UN Youth Event Doesn't Even Define Youth


“Young people are not always in the right,” The 33-year-old Pierre Maudet, Mayor of Geneva, Switzerland declared. “However, a society that doesn’t give them a voice will always be in the wrong.” 

This sentiment — giving young people a chance to better their own lives — was a top theme at the United Nations High Level Meeting on Youth in New York City on Monday. The meeting delivered a clear and much-needed reaffirmation of young people’s right to participate in public life. But more importantly, the discussions seemed to show how wide and vague our definition of youth has grown. In order to properly incorporate young people, perhaps the first step is not a question of discussing how to engage them, but re-examining who and what we mean when we talk about youth.

The delegates and representatives were certain about how today’s generaton needed to be engaged in society: Many representatives and speakers acknowledged the marginalized nature of the youth that has pushed them over the edge in countries that have taken part in the Arab Spring, and urged people to deal with the frustration of sidelined youth before such oppressed masses resorted in chaotic revolt. 

Representatives from Zimbabwe pointed to their recent efforts to put youth participation first in politics and better the education system, which included organizing a youth parliament in which children as young as 12 could vote for “youth representatives” that would give them a say in government.

However, the term "youth" includes a wide spectrum, representing two very distinct segments of the youth demographic — the older half, which include those involved and leading in the Arab Spring, and the very young half (elementary age and preteens who are citizens-in-training).

“I have been trying to find a definition for the word ‘youth’,” said Moroccan Minister of Sports and Administration Moncef Belkhayat. “Some people say that youth are teenagers, while others say that they are up to 25, 30, or even 40 years old.”

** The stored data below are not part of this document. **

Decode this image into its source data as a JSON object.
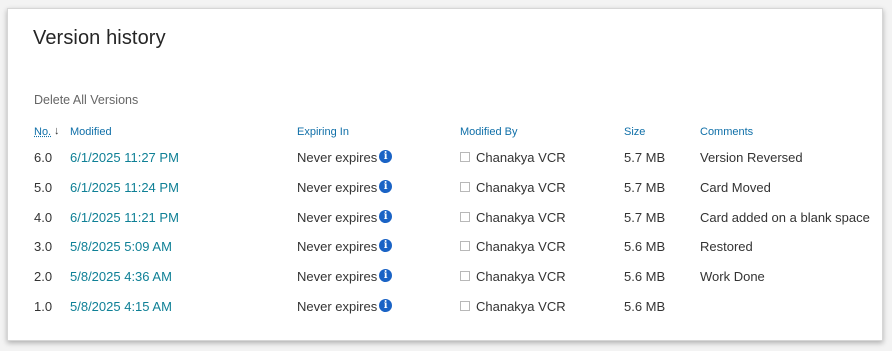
{
  "title": "Version history",
  "delete_all_label": "Delete All Versions",
  "columns": {
    "no": "No.",
    "modified": "Modified",
    "expiring_in": "Expiring In",
    "modified_by": "Modified By",
    "size": "Size",
    "comments": "Comments"
  },
  "sort_indicator": "↓",
  "info_glyph": "i",
  "rows": [
    {
      "no": "6.0",
      "modified": "6/1/2025 11:27 PM",
      "expiring": "Never expires",
      "by": "Chanakya VCR",
      "size": "5.7 MB",
      "comment": "Version Reversed"
    },
    {
      "no": "5.0",
      "modified": "6/1/2025 11:24 PM",
      "expiring": "Never expires",
      "by": "Chanakya VCR",
      "size": "5.7 MB",
      "comment": "Card Moved"
    },
    {
      "no": "4.0",
      "modified": "6/1/2025 11:21 PM",
      "expiring": "Never expires",
      "by": "Chanakya VCR",
      "size": "5.7 MB",
      "comment": "Card added on a blank space"
    },
    {
      "no": "3.0",
      "modified": "5/8/2025 5:09 AM",
      "expiring": "Never expires",
      "by": "Chanakya VCR",
      "size": "5.6 MB",
      "comment": "Restored"
    },
    {
      "no": "2.0",
      "modified": "5/8/2025 4:36 AM",
      "expiring": "Never expires",
      "by": "Chanakya VCR",
      "size": "5.6 MB",
      "comment": "Work Done"
    },
    {
      "no": "1.0",
      "modified": "5/8/2025 4:15 AM",
      "expiring": "Never expires",
      "by": "Chanakya VCR",
      "size": "5.6 MB",
      "comment": ""
    }
  ],
  "colors": {
    "link": "#0f8096",
    "header": "#0f6fa8",
    "info": "#1a63c5"
  }
}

Obviously, when we think of young people, the cut-off age may still be around the mid-20's. However, this reality is fast-changing because of our educational systems. Belkhayat underscored the current education system in Morocco, which creates a gap of two very distinct types of youth: one type that entered the workforce in their teens, after completing a short educational career, and another that pursued higher education and lived in their parents’ houses as single men and women into their late twenties and early 30's —the Facebook and Twitter generation. These two categories of "youth" face their own sets of concerns and issues in terms of searching for flexible job opportunities, and definitely need to be addressed separately.

The disparity between these two groups raises the question of what spectrum our definition of "youth" implies, and also highlights our lack of focus on the “middle-children” — young teenagers. Daphne Casey, United Volunteers Chief, discussed the lack of statistics and research on the younger section of adolescents around 15 years of age.

“We simply do not have enough information about the realities of their lives,” she said, pointing to the gap in data and statistics about this group of young people. 

Adolescents are known to be some of the most impressionable citizens in any nation, and steering them on the right path at this crucial juncture in their lives is absolutely essential. 

As UN members set out to empower their youth, these first concrete steps of defining the various sectors of their youth and their specific needs, as well as proper demographic research on lacking areas, is crucial to the future success and efficiency of programs and policies.